The physicist Wilhelm Röntgen was awarded the first Nobel Prize in Physics in 1901 for his discovery of X-rays. Since then, the technology has developed and contributed to both medical and technical breakthroughs.
Today, X-ray technology is used, for instance, to make medical diagnoses, check the contents of bags at airports and inspect cracks in buildings.
How this technology works is that short-wave x-rays can pass through some materials but not others, for example through muscles but not bones. When a broken body part is to be examined, it is irradiated and the rays passing through the body are captured by an X-ray detector.
Better diagnostics
During the almost 130-year history of this technology, the material in the X-ray detector has evolved but always been rigid. This is something LiU researcher Feng Gao will now try to change by developing a flexible material for the detector.
“This will be a huge advantage if, for example, you have broken your elbow. In this case it’s difficult to get a clear picture with today's X-ray technology, and high radiation doses are required. But if you could create an X-ray detector that can be “worn” by the patient, this would require much less X-ray radiation. and the diagnostics would improve,” says Feng Gao, professor at the Department of Physics, Chemistry and Biology at Linköping University.

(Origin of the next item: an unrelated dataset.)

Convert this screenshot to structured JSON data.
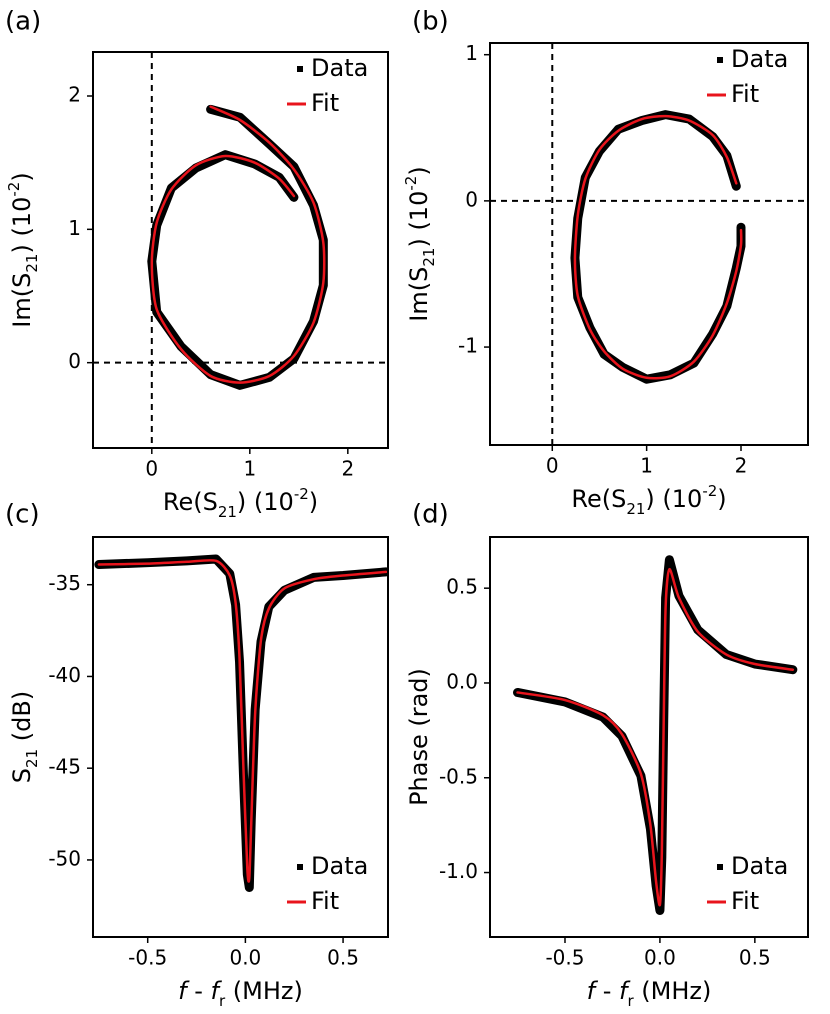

To succeed, he plans to use electrically conductive plastic, so-called organic semiconductors. The problem is that organic semiconductors are largely composed of carbon and hydrogen atoms and have poor X-ray absorption.
“The idea is to create a type of hybrid material. So we use the conductive plastic as a host material and integrate heavy metals into it. But it’s not easy to do this in a way that provides uniformity across the entire detector,” says Feng Gao.
Strong team
In addition to the ability to absorb X-rays, the new material will also convert the X-rays into electrical charges and then effectively direct the charges to electrodes, which in turn send signals to the detector system monitor.

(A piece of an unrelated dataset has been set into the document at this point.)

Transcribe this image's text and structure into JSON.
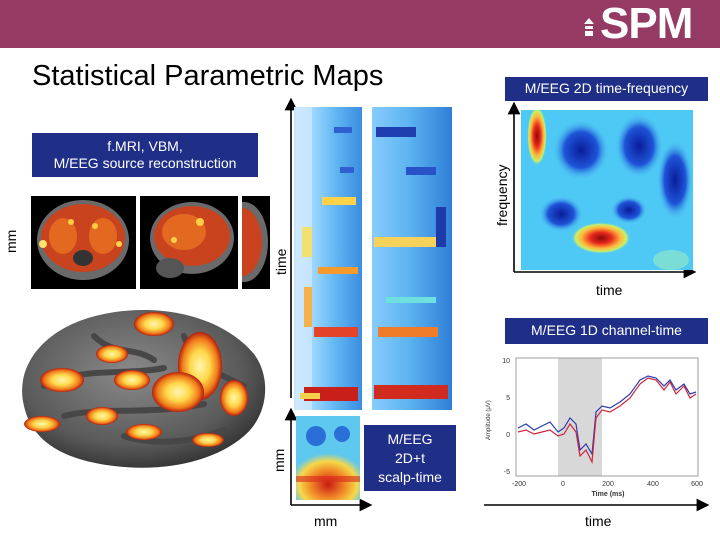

“We have a strong team with complementary skills and access to the best infrastructure to take on the challenge,” says Feng Gao.
Previously, he has primarily explored perovskites and organic semiconductors for the manufacture of, among other things, cheap solar cells and LEDs, and is one of the world’s most cited researchers in this field. Feng Gao is now adding a new research direction.
“This is a new direction for my research group. But the fundamental working mechanisms have a lot in common. Whether it’s solar cells, LEDs, lasers or X-ray detectors, it involves either converting light into electricity or converting electricity into light.”